ASEAN Architect Suharto Passes On

Last Sunday was a sad and a historic day in Southeast Asia as General Suharto, a key architect of ASEAN, left this world at age 86. It seemed like any other day in Indonesia and the world. There was a state funeral but few world leaders mourned his passing. However, the General's close friends and co-architects of ASEAN, Singapore's Lee Kwan Yu and Malaysia's Mahathir Muhammad, reportedly made a visit to his deathbed and wept.

Lee, 84, and Mahathir, 82, paid what they knew would be their final respects to a former comrade-in-power, in a moment pregnant with symbolism as the curtain was drawing on a key regional actor. The death of Suharto, the most senior of the three ASEAN octogenarians, marks the beginning of the end of a defining generation of regional leaders, according to a Yang Razali Kassi of Pacific CSIS.

General Suharto leaves a mixed legacy for Indonesia and the entire region. He ruled with a firm hand over a diverse and sprawling country. Many will remember him for the rapid progress made by Indonesia and the ASEAN region that transformed both from agrarian and natural resource based economies to modern industrial economies. Others will recall the deaths of millions of Indonesians in the Communist purge, the human rights abuses in Indonesia and the horrors in East Timor and Aceh that took place on his watch.

Lee Kwan Yu and Mahathir Muhammad, the other two important architects of ASEAN, share many things in common with General Suharto. It was, therefore, quite natural for them to weep at the General's deathbed and think about their own legacies.

The questions that will continue to be asked are: Could the ASEAN economic transformation have been achieved without such leaders? Are other leaders elsewhere in the world inspired or horrified by such legacies? Would countries such as Pakistan be transformed economically in the same way?
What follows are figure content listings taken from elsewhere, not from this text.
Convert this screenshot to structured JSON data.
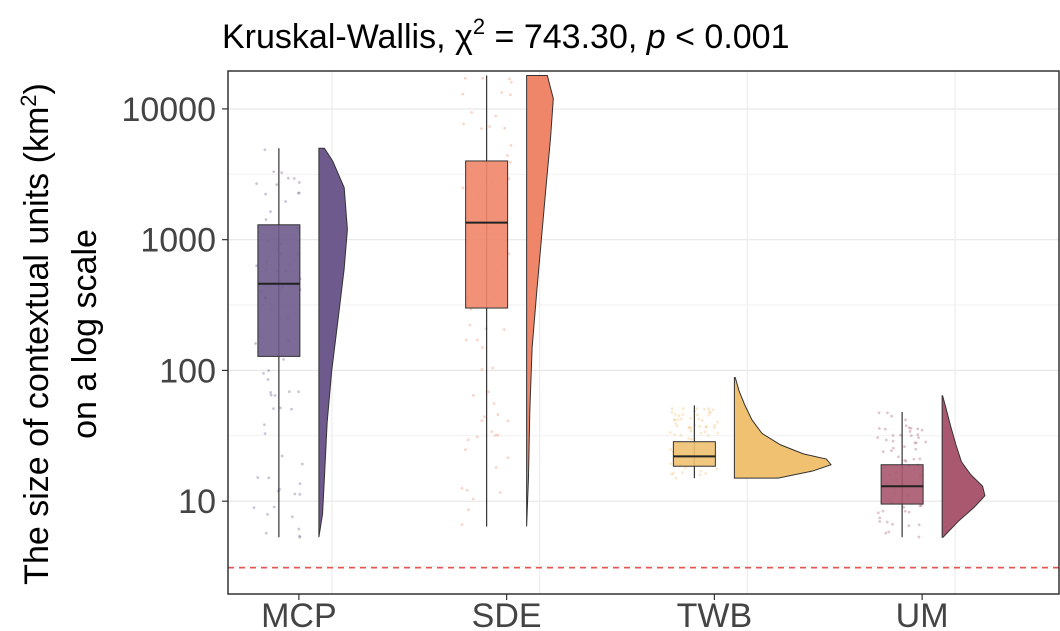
{
  "chart_data": {
    "type": "box",
    "title_prefix": "Kruskal-Wallis, ",
    "title_chi": "χ",
    "title_sup": "2",
    "title_mid": " = 743.30, ",
    "title_p": "p",
    "title_end": " < 0.001",
    "ylabel_line1_text": "The size of contextual units (km",
    "ylabel_line1_sup": "2",
    "ylabel_line1_close": ")",
    "ylabel_line2": "on a log scale",
    "yscale": "log",
    "ylim": [
      1.95,
      19500
    ],
    "yticks": [
      10,
      100,
      1000,
      10000
    ],
    "ytick_labels": [
      "10",
      "100",
      "1000",
      "10000"
    ],
    "reference_line": {
      "y": 3.1,
      "color": "#e8544e"
    },
    "grid": true,
    "categories": [
      "MCP",
      "SDE",
      "TWB",
      "UM"
    ],
    "colors": {
      "MCP": "#6e5a8c",
      "SDE": "#ef8669",
      "TWB": "#f0c171",
      "UM": "#a9586f"
    },
    "boxes": [
      {
        "category": "MCP",
        "min": 5.3,
        "q1": 128,
        "median": 460,
        "q3": 1300,
        "max": 5000
      },
      {
        "category": "SDE",
        "min": 6.4,
        "q1": 300,
        "median": 1350,
        "q3": 4000,
        "max": 18000
      },
      {
        "category": "TWB",
        "min": 15,
        "q1": 18.5,
        "median": 22,
        "q3": 28.5,
        "max": 54
      },
      {
        "category": "UM",
        "min": 5.3,
        "q1": 9.5,
        "median": 13,
        "q3": 19,
        "max": 48
      }
    ],
    "densities": [
      {
        "category": "MCP",
        "min": 5.3,
        "max": 5000,
        "profile": [
          [
            5.3,
            0.0
          ],
          [
            8,
            0.08
          ],
          [
            15,
            0.12
          ],
          [
            40,
            0.18
          ],
          [
            100,
            0.28
          ],
          [
            250,
            0.42
          ],
          [
            600,
            0.55
          ],
          [
            1200,
            0.62
          ],
          [
            2500,
            0.55
          ],
          [
            4000,
            0.3
          ],
          [
            5000,
            0.12
          ]
        ]
      },
      {
        "category": "SDE",
        "min": 6.4,
        "max": 18000,
        "profile": [
          [
            6.4,
            0.0
          ],
          [
            15,
            0.04
          ],
          [
            50,
            0.07
          ],
          [
            150,
            0.12
          ],
          [
            400,
            0.22
          ],
          [
            1000,
            0.32
          ],
          [
            2500,
            0.42
          ],
          [
            6000,
            0.52
          ],
          [
            12000,
            0.58
          ],
          [
            18000,
            0.45
          ]
        ]
      },
      {
        "category": "TWB",
        "min": 15,
        "max": 88,
        "profile": [
          [
            15,
            0.95
          ],
          [
            17,
            1.7
          ],
          [
            19,
            2.1
          ],
          [
            21,
            2.0
          ],
          [
            23,
            1.5
          ],
          [
            27,
            1.0
          ],
          [
            33,
            0.6
          ],
          [
            42,
            0.38
          ],
          [
            55,
            0.22
          ],
          [
            70,
            0.1
          ],
          [
            88,
            0.02
          ]
        ]
      },
      {
        "category": "UM",
        "min": 5.3,
        "max": 64,
        "profile": [
          [
            5.3,
            0.02
          ],
          [
            7,
            0.35
          ],
          [
            9,
            0.7
          ],
          [
            11,
            0.93
          ],
          [
            13,
            0.88
          ],
          [
            16,
            0.62
          ],
          [
            20,
            0.42
          ],
          [
            27,
            0.3
          ],
          [
            38,
            0.18
          ],
          [
            52,
            0.08
          ],
          [
            64,
            0.01
          ]
        ]
      }
    ]
  }
}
Are there better days ahead for them?

Here's a video clip on Suharto's legacy:


Riaz Haq said…
Here's a book review of "How Asia Works" by Amb Maleeha Lodhi published in The News:

An important new book explains why some countries have become economic tigers in East Asia while others are relative failures or paper tigers. ‘How Asia Works’ by Joe Studwell is a bold and insightful work that is essential reading for anyone interested in understanding the ingredients for economic success in this continent.

It challenges much conventional wisdom in the development debate. Most significantly the book questions key tenets of the so-called Washington consensus, which prescribes free market ‘solutions’ for all economies regardless of their level of development. Studwell establishes that a nation’s development destiny is shaped most decisively by government action and policies. History, writes the author, shows that markets are created, shaped and re-shaped by political power.
At the very outset, Studwell identifies three critical interventions that successful east-Asian countries and China (after 1978) employed to achieve accelerated economic development. The first, “often ignored”, and now “off the political agenda” in developing countries, is land reform. This restructured agriculture into highly labour-intensive household farming. In the early phase of development, with the necessary institutional support, this helped to generate a surplus, create markets and unlock great social mobility.

The second intervention, as countries cannot sustain growth only on agriculture and must transition to the next phase, is to direct entrepreneurs and investment to industrial manufacturing. Manufacturing allows for trade and technology learning. And trade, says the author, is essential for rapid economic development. Studwell then demonstrates – while challenging the champions of free trade – how nurturing and protection, along with instituting “export discipline”, builds the capacity to compete globally. Manufacturing policy is a key determinant of success he says, as an infant industry strategy offers the quickest route to restructuring the economy towards more value-added activities.

Holding that development is quintessentially a political undertaking, the author sees the relationship between the state and private entrepreneurs as a critical variable. History, he writes, teaches that governments should not run everything themselves. But governments have to use their power and the right policy tools to make private entrepreneurs do what industrial development requires.

The third intervention necessary for accelerated development is in the financial sector, aimed at directing capital initially to intensive, small scale agriculture and to manufacturing rather than services. Studwell argues persuasively that it was the close alignment of finance with agriculture and industrial policy objectives that produced north-east Asia’s economic success.

Detailing the role of financial policy, he illustrates how premature bank deregulation exacted a high price in Thailand and Indonesia. China, on the other hand, and other north-east Asian countries resisted that, instead using financial management to serve development needs and an accelerated economic learning process.